The long-term prognosis of APLS is largely dictated by the risk and effects of recurrent thrombosis and any underlying autoimmune condition in those with secondary APLS. Those with primary APLS have a poor prognosis, with one-third having organ damage and one-fifth unable to perform everyday activities [21]. APLS may contribute to an increased frequency of strokes especially in younger individuals [22]. Strokes may develop secondary to in situ thrombosis or embolization that originates from the valvular lesions of Libman–Sacks (sterile) endocarditis, which may be seen in patients with APLS. Valvular heart disease may be severe enough to require valve replacement. Recurrent pulmonary emboli or thrombosis can lead to life-threatening pulmonary hypertension.
When testing for APLS is indicated, testing for lupus anticoagulant and for immunoglobulin G (IgG) and/or IgM antibodies to cardiolipin and/or B2GPI (via ELISA assays) should be performed.

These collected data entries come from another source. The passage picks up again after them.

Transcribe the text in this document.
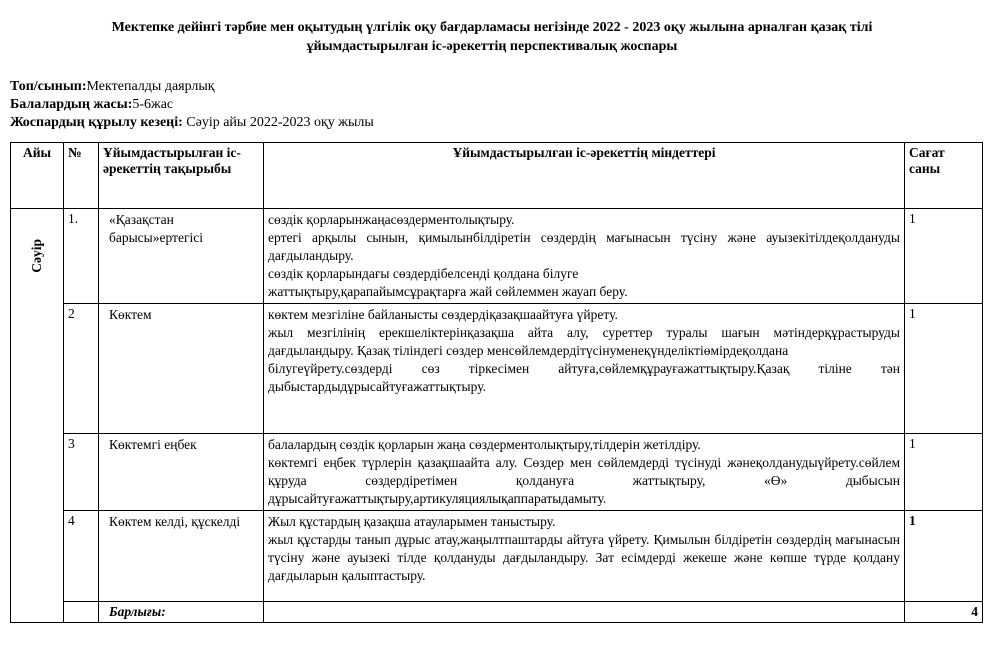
Мектепке дейінгі тәрбие мен оқытудың үлгілік оқу бағдарламасы негізінде 2022 - 2023 оқу жылына арналған қазақ тілі
ұйымдастырылған іс-әрекеттің перспективалық жоспары
Топ/сынып:Мектепалды даярлық
Балалардың жасы:5-6жас
Жоспардың құрылу кезеңі: Сәуір айы 2022-2023 оқу жылы
Айы	№	Ұйымдастырылған іс-әрекеттің тақырыбы	Ұйымдастырылған іс-әрекеттің міндеттері	Сағат саны
Сәуір	1.	«Қазақстан барысы»ертегісі	сөздік қорларынжаңасөздерментолықтыру.
ертегі арқылы сынын, қимылынбілдіретін сөздердің мағынасын түсіну және ауызекітілдеқолдануды дағдыландыру.
сөздік қорларындағы сөздердібелсенді қолдана білуге
жаттықтыру,қарапайымсұрақтарға жай сөйлеммен жауап беру.	1
	2	Көктем	көктем мезгіліне байланысты сөздердіқазақшаайтуға үйрету.
жыл мезгілінің ерекшеліктерінқазақша айта алу, суреттер туралы шағын мәтіндерқұрастыруды дағдыландыру. Қазақ тіліндегі сөздер менсөйлемдердітүсінуменеқүнделіктіөмірдеқолдана
білугеүйрету.сөздерді сөз тіркесімен айтуға,сөйлемқұрауғажаттықтыру.Қазақ тіліне тән дыбыстардыдұрысайтуғажаттықтыру.	1
	3	Көктемгі еңбек	балалардың сөздік қорларын жаңа сөздерментолықтыру,тілдерін жетілдіру.
көктемгі еңбек түрлерін қазақшаайта алу. Сөздер мен сөйлемдерді түсінуді жәнеқолданудыүйрету.сөйлем құруда сөздердіретімен қолдануға жаттықтыру, «Ө» дыбысын дұрысайтуғажаттықтыру,артикуляциялықаппаратыдамыту.	1
	4	Көктем келді, құскелді	Жыл құстардың қазақша атауларымен таныстыру.
жыл құстарды танып дұрыс атау,жаңылтпаштарды айтуға үйрету. Қимылын білдіретін сөздердің мағынасын түсіну және ауызекі тілде қолдануды дағдыландыру. Зат есімдерді жекеше және көпше түрде қолдану дағдыларын қалыптастыру.	1
		Барлығы:		4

Medium or high titres (especially at or above the 99th percentile) are deemed significant positives [1]. Initial positive tests should be repeated to check for persistence at least 12 weeks later. This is to prevent patients with transient positive tests (due to infection, etc.) being diagnosed as having APLS. Testing for IgA antibodies is not recommended [1].
Those with lupus anticoagulant typically have been found to have a prolonged activated partial thromboplastin time (APTT) that does not correct in an 80 : 20 mixture with normal human plasma (50 : 50 mixes with normal plasma are insensitive to all but the highest antibody levels). The APTT (plus 80 : 20 mix), dilute Russell's viper venom time (DRVVT), the kaolin clotting time (KCT), dilute thromboplastin time (TDT/DTT) or prothrombin time (using a lupus-sensitive thromboplastin) are the principal tests used for the detection of lupus anticoagulant.
Treatment and prevention of thrombosis is a major goal of therapy. The presence of antibodies without any clinical features of APLS is not deemed to be an indication for long-term anticoagulation. However, in such patients, attention might be paid to modifiable risk factors such as smoking, obesity and diabetes. The use of low-dose aspirin in asymptomatic patients (as primary prophylaxis) has been advocated by some [1].
Anticoagulation is typically instituted in those who have APLS (i.e. those who have definite strong positive APA and have had a thrombosis). Most commonly, heparin or warfarin is used in non-pregnant individuals [23]. The target international normalized ratio (INR) for warfarin therapy in APLS is typically 2.5 (target range 2.0–3.0), though some have advocated higher target ranges of between 3.0 and 4.0 in patients with a prior arterial thrombosis and/or recurrent venous thromboses, as opposed to patients who have only had a single venous thrombosis [1]. For pregnant women with APLS and a history of recurrent fetal loss, close liaison with an obstetrician and haematologist is advised. Antenatal administration of heparin combined with low-dose aspirin throughout pregnancy may be advisable – warfarin is avoided because of teratogenicity. In general, treatment is often begun as soon as pregnancy is confirmed.